A historical leadership lesson takes place at the venue where events occurred. At Gettysburg, that meant on the ground at the National Military Park in Gettysburg, PA. The park itself is 20 square miles with 26 miles of public and parkland roads transiting the site. Walking to the various sites required traversing muddy fields, stonewalls, climbing steep hills, dealing with rain and occasionally very hot weather. In addition, we would have to do most of our discussions standing up; there are no benches nor places for repose. And, as we would be on the ground for several hours at a time, there was a need to be near rest room facilities that were, in fact, available but not necessarily easy to get to.

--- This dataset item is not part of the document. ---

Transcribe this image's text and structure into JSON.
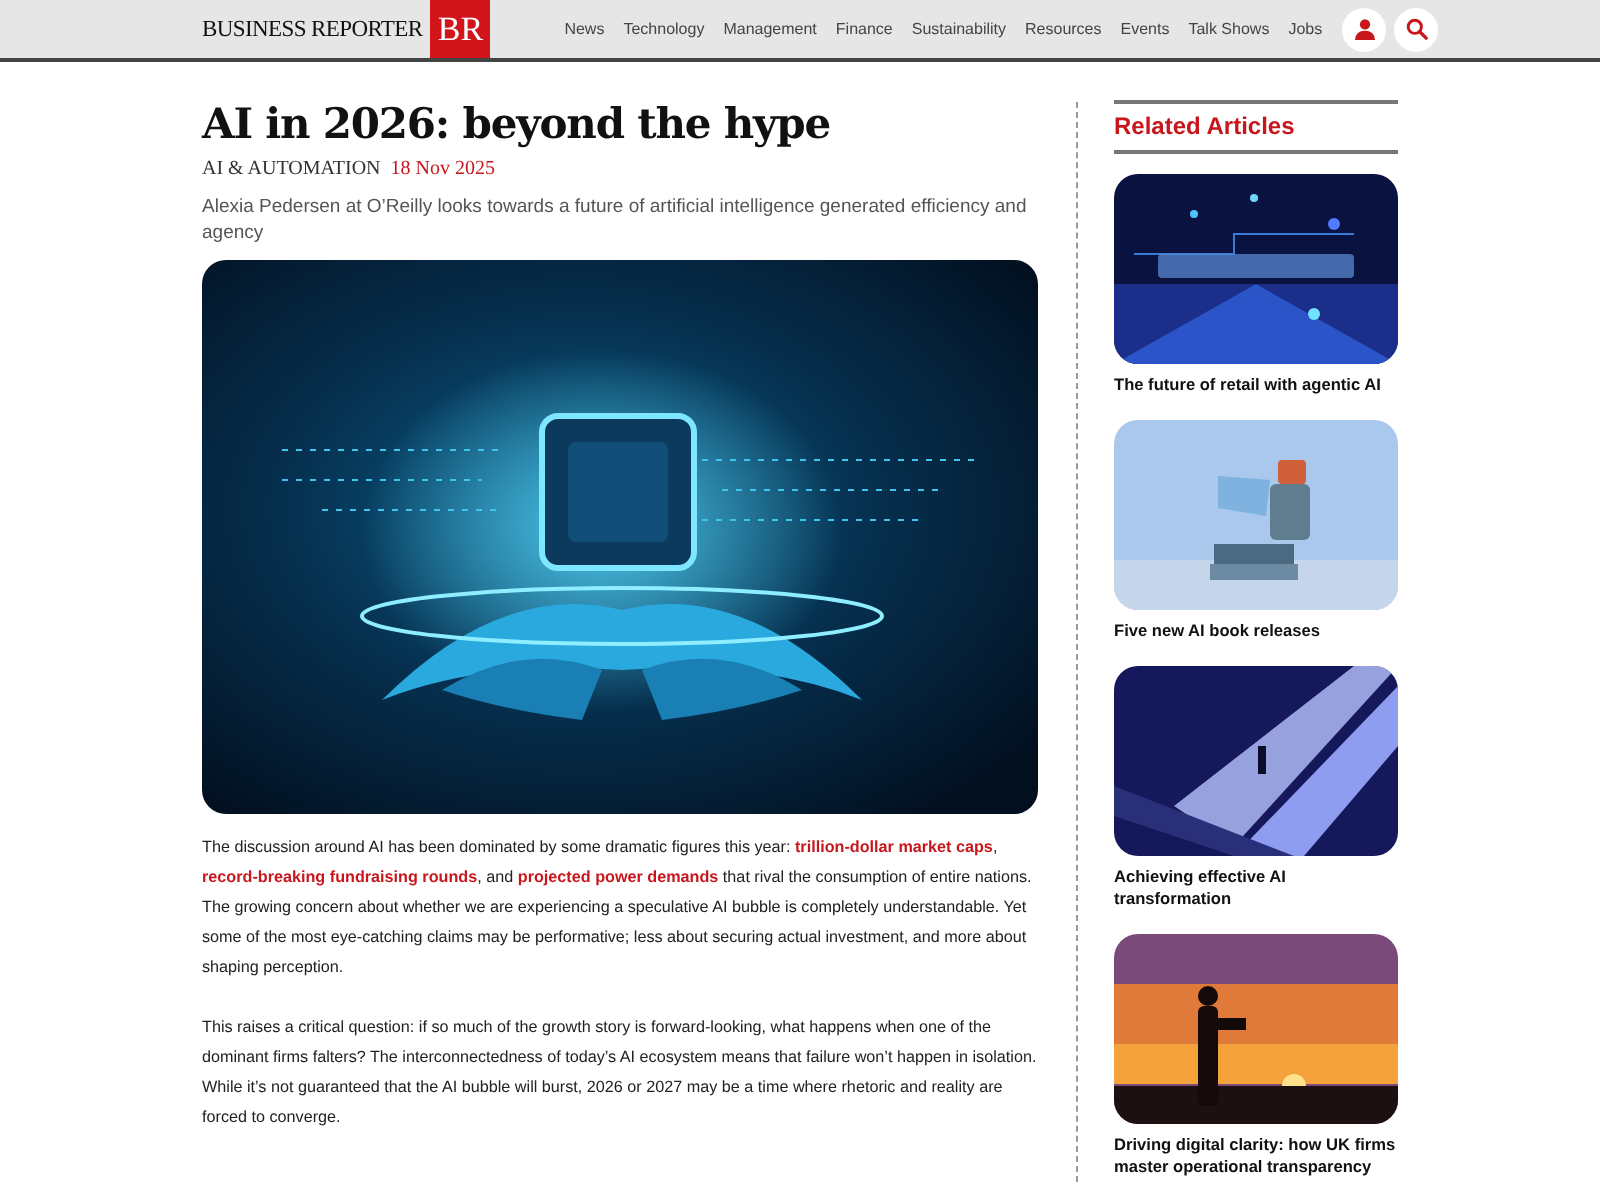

In addition, Gettysburg is remote even today. It is at least two hours from major airports in Baltimore and Washington, D.C. The experience could not be a half-day or a single day. The leadership experience would require participants to invest two days and another for travel. So, the pressure for a creating a valuable use of time for busy executives is magnified.
The crowds.
Gettysburg attracts two million visitors a year. These include tourists, families, school groups, other youth groups, veterans and organized tours of all sizes. Professional and licensed Gettysburg tour guides conduct many of these tours. In addition, there are yearly reenactments conducted by dedicated enthusiasts who represent both Union and Confederate forces. The challenge is that there can potentially be many people arriving at a specific site at the same time as the leadership class. This raises questions about how to conduct meaningful discussions in the midst of other people milling around, some being lectured to by tour guides, other posing for pictures, etc. The stories of what individuals did and the choices they had are both dramatic and poignant. Creating that mood in a public setting would be difficult.
The leadership model.
There was a question of what leadership model to teach. Was it the Jim Collins, Good to Great construct, or Noel Tichy’s, Leadership Engine? Would we look to Warren Bennis, Peter Drucker or Ram Charan? Was it a question of practical leadership lessons like those of Captain Michael Abrashoff’s It’s Your Ship, or do we embrace Tom Peters’ provocative views? When looking at examples of leaders in action, we needed to relate what we saw to some context, a framework that provided an interpretative bridge. With literally thousands of theories and constructs to choose from, we needed a content base we could use to reflect the events that occurred in 1863.
The “link.”
Probably the biggest challenge of all was creating the link between what was discussed in the leadership experience and what participants could take away as practical lessons for their own practice of leadership. In a way, the experience of looking into the details of a Civil War character’s predicament and discussing options had a risk of devolving into a stimulating and entertaining tour, with participants playing the role of interested and glorified tourists. Without the lessons of the past being tied directly to present-day work and leadership challenges, the value of the experience as a development technique would be questionable.
Taken as a whole, this inventory of challenges is formidable. However, as designers, we kept in mind the best asset we had: an incredibly dramatic story with many subplots and personalities and the ground itself where the events took place.